Входит В е д у н о в.
В е д у н о в. Стоит такая жара, что листья на березах привяли и в воздухе пахнет нефтью. Или уж я много думаю о ней.
В е р а. А может быть, и на самом деле геологи подобрались к нефти и потревожили ее. Ну вот скажите, пожалуйста, как их не славить, этих отважных землепроходцев.
Д а р ь я С о ф р о н о в н а. Ты хоть поел где-нибудь?
В е д у н о в. О еде-то я и забыл сегодня. Совсем забыл.
Д а р ь я С о ф р о н о в н а. Да на голодное брюхо и богу молиться неспоро. Я самовар два раза подогревала. Ступай нето.
Дарья Софроновна и Ведунов уходят.
В е р а. И что это со мной? Чему я радуюсь? Чего жду? Я вроде вышла на ту дорогу, которую долго-долго искала. А за спиной остался мозглявый туман. Боже мой, как я могла искать в нем… Глазищи, говорит, колдовство. Да мне отроду никто не сказал таких слов. Ведь льстит. Знаю, что льстит, а верю. И буду верить. Буду. Больше у меня ничего нет. Боже, боже, я вся потеряна. Галя.
В окне показывается Г а л я.
Г а л я. Верочка, я не стану заходить. Подай мне в окно мой джемпер. Вечер — очарование, однако сыровато немного.
В е р а. А нефтью пахнет?
Г а л я. Да что вы все помешались на этой нефти. Пахнет свежим сеном, ягодами. Молоком пахнет. Мы со Степаном Дмитриевичем пойдем к дояркам костер жечь.
В е р а. И я бы ушла с вами.
Г а л я. И пойдем. У нас секретов нет.
В е р а. А я хочу секретов. Хочу своих тайн. Ведь я ни о чем таком и не думала. И вдруг, когда теперь выпадают свободные вечера, я буквально не знаю куда себя деть. Женщине легче быть открытой, я это знаю, но хочу тайны, пинка, иначе задохнусь и сойду с ума.
Г а л я. Да на тебя и верно сегодня напал философский стих. Ты и откройся Ивану Павловичу, он умный, хороший, поймет тебя.

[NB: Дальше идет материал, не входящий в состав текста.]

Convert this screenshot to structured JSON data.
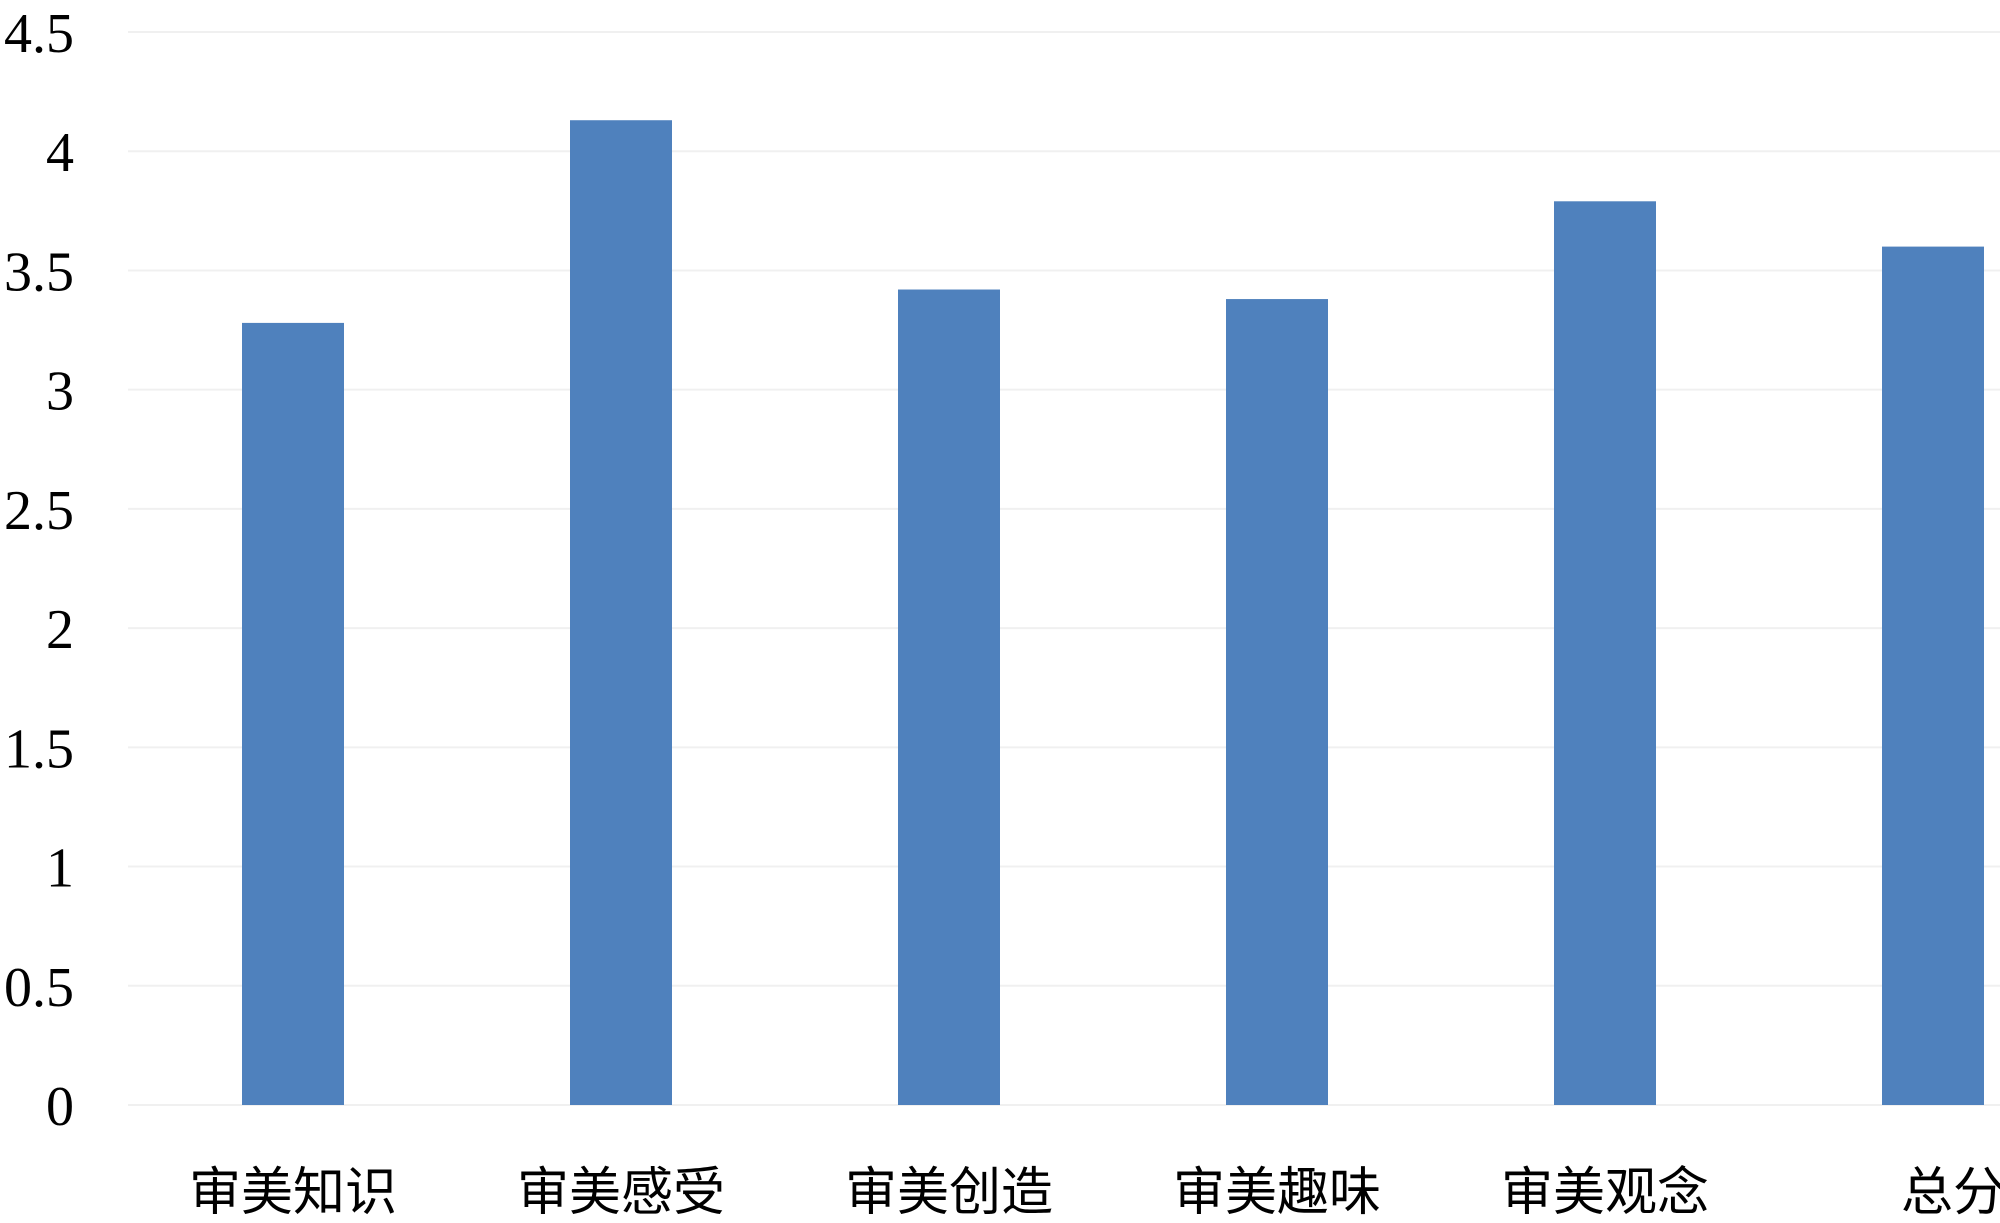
{
  "chart_data": {
    "type": "bar",
    "title": "",
    "xlabel": "",
    "ylabel": "",
    "categories": [
      "审美知识",
      "审美感受",
      "审美创造",
      "审美趣味",
      "审美观念",
      "总分"
    ],
    "values": [
      3.28,
      4.13,
      3.42,
      3.38,
      3.79,
      3.6
    ],
    "ylim": [
      0,
      4.5
    ],
    "yticks": [
      "0",
      "0.5",
      "1",
      "1.5",
      "2",
      "2.5",
      "3",
      "3.5",
      "4",
      "4.5"
    ],
    "grid": true,
    "legend": "none",
    "colors": {
      "bar": "#4f81bd",
      "grid": "#f0f0f0"
    }
  }
}
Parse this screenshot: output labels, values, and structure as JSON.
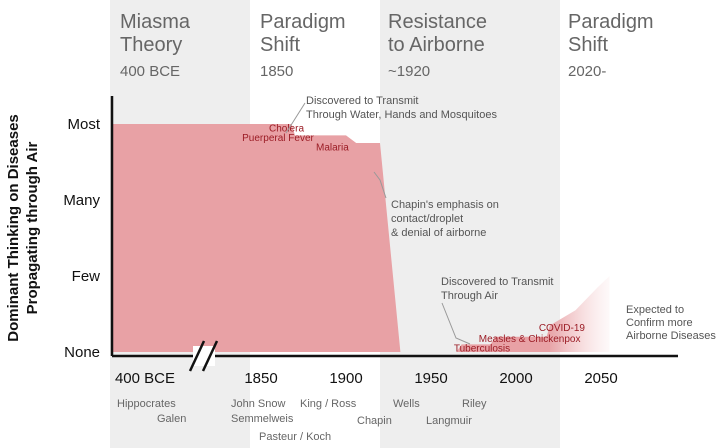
{
  "eras": [
    {
      "title_lines": [
        "Miasma",
        "Theory"
      ],
      "date": "400 BCE",
      "shaded": true
    },
    {
      "title_lines": [
        "Paradigm",
        "Shift"
      ],
      "date": "1850",
      "shaded": false
    },
    {
      "title_lines": [
        "Resistance",
        "to Airborne"
      ],
      "date": "~1920",
      "shaded": true
    },
    {
      "title_lines": [
        "Paradigm",
        "Shift"
      ],
      "date": "2020-",
      "shaded": false
    }
  ],
  "chart_data": {
    "type": "area",
    "title": "",
    "ylabel_lines": [
      "Dominant Thinking on Diseases",
      "Propagating through Air"
    ],
    "y_categories": [
      "None",
      "Few",
      "Many",
      "Most"
    ],
    "x_ticks": [
      "400 BCE",
      "1850",
      "1900",
      "1950",
      "2000",
      "2050"
    ],
    "axis_break_after": "400 BCE",
    "series": [
      {
        "values": [
          {
            "x": "400 BCE",
            "y": 3.0
          },
          {
            "x": 1850,
            "y": 3.0
          },
          {
            "x": 1868,
            "y": 3.0
          },
          {
            "x": 1870,
            "y": 2.85
          },
          {
            "x": 1900,
            "y": 2.85
          },
          {
            "x": 1906,
            "y": 2.75
          },
          {
            "x": 1920,
            "y": 2.75
          },
          {
            "x": 1932,
            "y": 0.0
          },
          {
            "x": 1965,
            "y": 0.0
          },
          {
            "x": 1968,
            "y": 0.1
          },
          {
            "x": 1985,
            "y": 0.1
          },
          {
            "x": 1988,
            "y": 0.2
          },
          {
            "x": 2018,
            "y": 0.2
          },
          {
            "x": 2020,
            "y": 0.35
          }
        ]
      }
    ],
    "projection": {
      "label": "Expected to Confirm more Airborne Diseases",
      "values": [
        {
          "x": 2020,
          "y": 0.35
        },
        {
          "x": 2035,
          "y": 0.55
        },
        {
          "x": 2048,
          "y": 0.85
        },
        {
          "x": 2055,
          "y": 1.0
        }
      ]
    },
    "disease_labels": [
      {
        "text": "Cholera",
        "x": 1865,
        "y": 2.95
      },
      {
        "text": "Puerperal Fever",
        "x": 1860,
        "y": 2.82
      },
      {
        "text": "Malaria",
        "x": 1892,
        "y": 2.7
      },
      {
        "text": "Tuberculosis",
        "x": 1980,
        "y": 0.05
      },
      {
        "text": "Measles & Chickenpox",
        "x": 2008,
        "y": 0.18
      },
      {
        "text": "COVID-19",
        "x": 2027,
        "y": 0.32
      }
    ],
    "annotations": [
      {
        "lines": [
          "Discovered to Transmit",
          "Through Water, Hands and Mosquitoes"
        ]
      },
      {
        "lines": [
          "Chapin's emphasis on",
          "contact/droplet",
          "& denial of airborne"
        ]
      },
      {
        "lines": [
          "Discovered to Transmit",
          "Through Air"
        ]
      },
      {
        "lines": [
          "Expected to",
          "Confirm more",
          "Airborne Diseases"
        ]
      }
    ],
    "people": [
      "Hippocrates",
      "Galen",
      "John Snow",
      "Semmelweis",
      "Pasteur / Koch",
      "King / Ross",
      "Chapin",
      "Wells",
      "Langmuir",
      "Riley"
    ],
    "colors": {
      "fill": "#e8a1a5",
      "fill_light": "#f6d6d8",
      "disease_text": "#9b1c25",
      "era_shade": "#eeeeee",
      "axis": "#111111",
      "annotation_line": "#999999"
    },
    "grid": false,
    "legend": "none"
  }
}
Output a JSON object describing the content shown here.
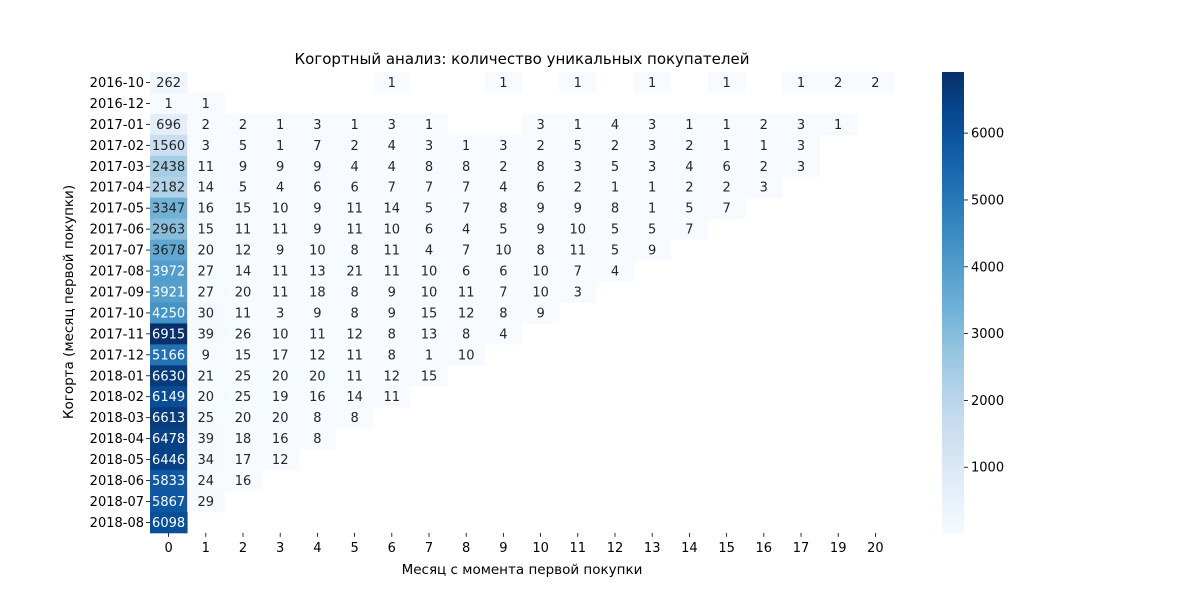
{
  "chart_data": {
    "type": "heatmap",
    "title": "Когортный анализ: количество уникальных покупателей",
    "xlabel": "Месяц с момента первой покупки",
    "ylabel": "Когорта (месяц первой покупки)",
    "x": [
      "0",
      "1",
      "2",
      "3",
      "4",
      "5",
      "6",
      "7",
      "8",
      "9",
      "10",
      "11",
      "12",
      "13",
      "14",
      "15",
      "16",
      "17",
      "19",
      "20"
    ],
    "y": [
      "2016-10",
      "2016-12",
      "2017-01",
      "2017-02",
      "2017-03",
      "2017-04",
      "2017-05",
      "2017-06",
      "2017-07",
      "2017-08",
      "2017-09",
      "2017-10",
      "2017-11",
      "2017-12",
      "2018-01",
      "2018-02",
      "2018-03",
      "2018-04",
      "2018-05",
      "2018-06",
      "2018-07",
      "2018-08"
    ],
    "values": [
      [
        262,
        null,
        null,
        null,
        null,
        null,
        1,
        null,
        null,
        1,
        null,
        1,
        null,
        1,
        null,
        1,
        null,
        1,
        2,
        2
      ],
      [
        1,
        1,
        null,
        null,
        null,
        null,
        null,
        null,
        null,
        null,
        null,
        null,
        null,
        null,
        null,
        null,
        null,
        null,
        null,
        null
      ],
      [
        696,
        2,
        2,
        1,
        3,
        1,
        3,
        1,
        null,
        null,
        3,
        1,
        4,
        3,
        1,
        1,
        2,
        3,
        1,
        null
      ],
      [
        1560,
        3,
        5,
        1,
        7,
        2,
        4,
        3,
        1,
        3,
        2,
        5,
        2,
        3,
        2,
        1,
        1,
        3,
        null,
        null
      ],
      [
        2438,
        11,
        9,
        9,
        9,
        4,
        4,
        8,
        8,
        2,
        8,
        3,
        5,
        3,
        4,
        6,
        2,
        3,
        null,
        null
      ],
      [
        2182,
        14,
        5,
        4,
        6,
        6,
        7,
        7,
        7,
        4,
        6,
        2,
        1,
        1,
        2,
        2,
        3,
        null,
        null,
        null
      ],
      [
        3347,
        16,
        15,
        10,
        9,
        11,
        14,
        5,
        7,
        8,
        9,
        9,
        8,
        1,
        5,
        7,
        null,
        null,
        null,
        null
      ],
      [
        2963,
        15,
        11,
        11,
        9,
        11,
        10,
        6,
        4,
        5,
        9,
        10,
        5,
        5,
        7,
        null,
        null,
        null,
        null,
        null
      ],
      [
        3678,
        20,
        12,
        9,
        10,
        8,
        11,
        4,
        7,
        10,
        8,
        11,
        5,
        9,
        null,
        null,
        null,
        null,
        null,
        null
      ],
      [
        3972,
        27,
        14,
        11,
        13,
        21,
        11,
        10,
        6,
        6,
        10,
        7,
        4,
        null,
        null,
        null,
        null,
        null,
        null,
        null
      ],
      [
        3921,
        27,
        20,
        11,
        18,
        8,
        9,
        10,
        11,
        7,
        10,
        3,
        null,
        null,
        null,
        null,
        null,
        null,
        null,
        null
      ],
      [
        4250,
        30,
        11,
        3,
        9,
        8,
        9,
        15,
        12,
        8,
        9,
        null,
        null,
        null,
        null,
        null,
        null,
        null,
        null,
        null
      ],
      [
        6915,
        39,
        26,
        10,
        11,
        12,
        8,
        13,
        8,
        4,
        null,
        null,
        null,
        null,
        null,
        null,
        null,
        null,
        null,
        null
      ],
      [
        5166,
        9,
        15,
        17,
        12,
        11,
        8,
        1,
        10,
        null,
        null,
        null,
        null,
        null,
        null,
        null,
        null,
        null,
        null,
        null
      ],
      [
        6630,
        21,
        25,
        20,
        20,
        11,
        12,
        15,
        null,
        null,
        null,
        null,
        null,
        null,
        null,
        null,
        null,
        null,
        null,
        null
      ],
      [
        6149,
        20,
        25,
        19,
        16,
        14,
        11,
        null,
        null,
        null,
        null,
        null,
        null,
        null,
        null,
        null,
        null,
        null,
        null,
        null
      ],
      [
        6613,
        25,
        20,
        20,
        8,
        8,
        null,
        null,
        null,
        null,
        null,
        null,
        null,
        null,
        null,
        null,
        null,
        null,
        null,
        null
      ],
      [
        6478,
        39,
        18,
        16,
        8,
        null,
        null,
        null,
        null,
        null,
        null,
        null,
        null,
        null,
        null,
        null,
        null,
        null,
        null,
        null
      ],
      [
        6446,
        34,
        17,
        12,
        null,
        null,
        null,
        null,
        null,
        null,
        null,
        null,
        null,
        null,
        null,
        null,
        null,
        null,
        null,
        null
      ],
      [
        5833,
        24,
        16,
        null,
        null,
        null,
        null,
        null,
        null,
        null,
        null,
        null,
        null,
        null,
        null,
        null,
        null,
        null,
        null,
        null
      ],
      [
        5867,
        29,
        null,
        null,
        null,
        null,
        null,
        null,
        null,
        null,
        null,
        null,
        null,
        null,
        null,
        null,
        null,
        null,
        null,
        null
      ],
      [
        6098,
        null,
        null,
        null,
        null,
        null,
        null,
        null,
        null,
        null,
        null,
        null,
        null,
        null,
        null,
        null,
        null,
        null,
        null,
        null
      ]
    ],
    "colormap": "Blues",
    "colorbar": {
      "ticks": [
        "1000",
        "2000",
        "3000",
        "4000",
        "5000",
        "6000"
      ],
      "min": 1,
      "max": 6915
    },
    "annotated": true,
    "grid": false
  }
}
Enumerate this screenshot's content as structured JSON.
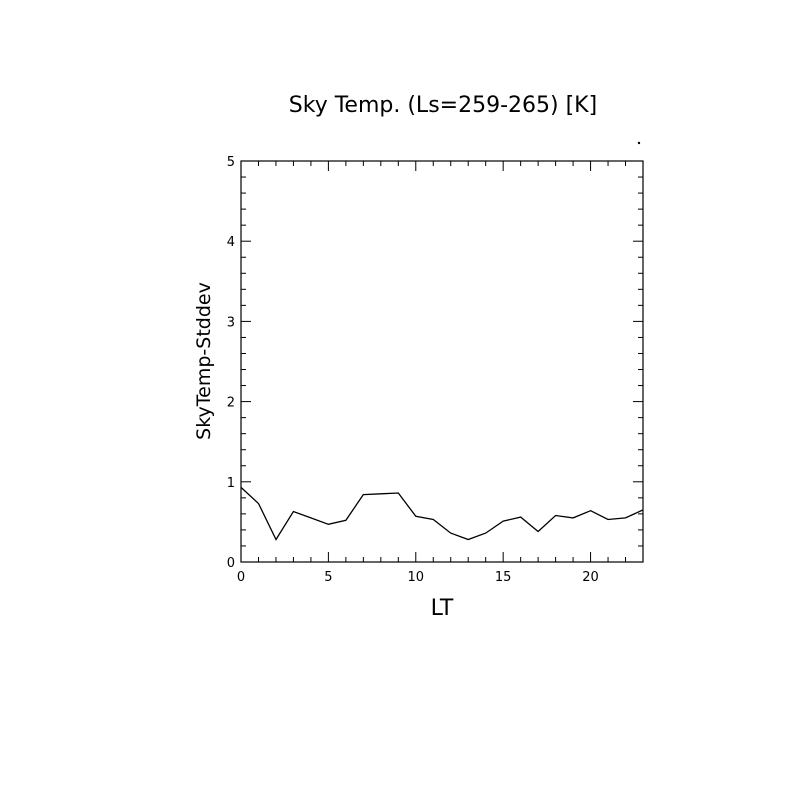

В е р а. Ивану? Нет, нет. Ни за что. Боже мой, если бы только речь обо мне… Да ладно об этом. Не в счет. Ты не загуливайся.
Галя уходит от окна.
Зачем это я сказала? Позавидовала Гале? А я ушла бы сейчас в ночь, в темноту — позови только. Что я говорю? Ушла бы, ушла. (Прислушивается.)
В открытое окно слышно, как лают собаки.
Мы, говорит, люди одних масштабов. Нет, Ромочка. Нет. Мой масштаб — пить со старухой чай да слушать, когда цветет зорянка. А если я все-таки дам пинка своей судьбе, а там будь что будет?! В этом поединке нет Ивановой правды и самого его нет для меня. Но так ли все? Так ли?
Входит В е д у н о в.
В е д у н о в. Верочка, Вера. Ты-то читала нашу районную газету? Так почитай, что тут написано. Я все эти дни был на покосе, а дело-то наше, выходит, — табак. Геологи решили строить дорогу. Но это отвод глаз. Без изыскательских работ ясно, что времянка с использованием леса. И наш Митяев тут же. Это непостижимо. Я перестаю что-либо понимать. И Митяев, Степан Дмитриевич…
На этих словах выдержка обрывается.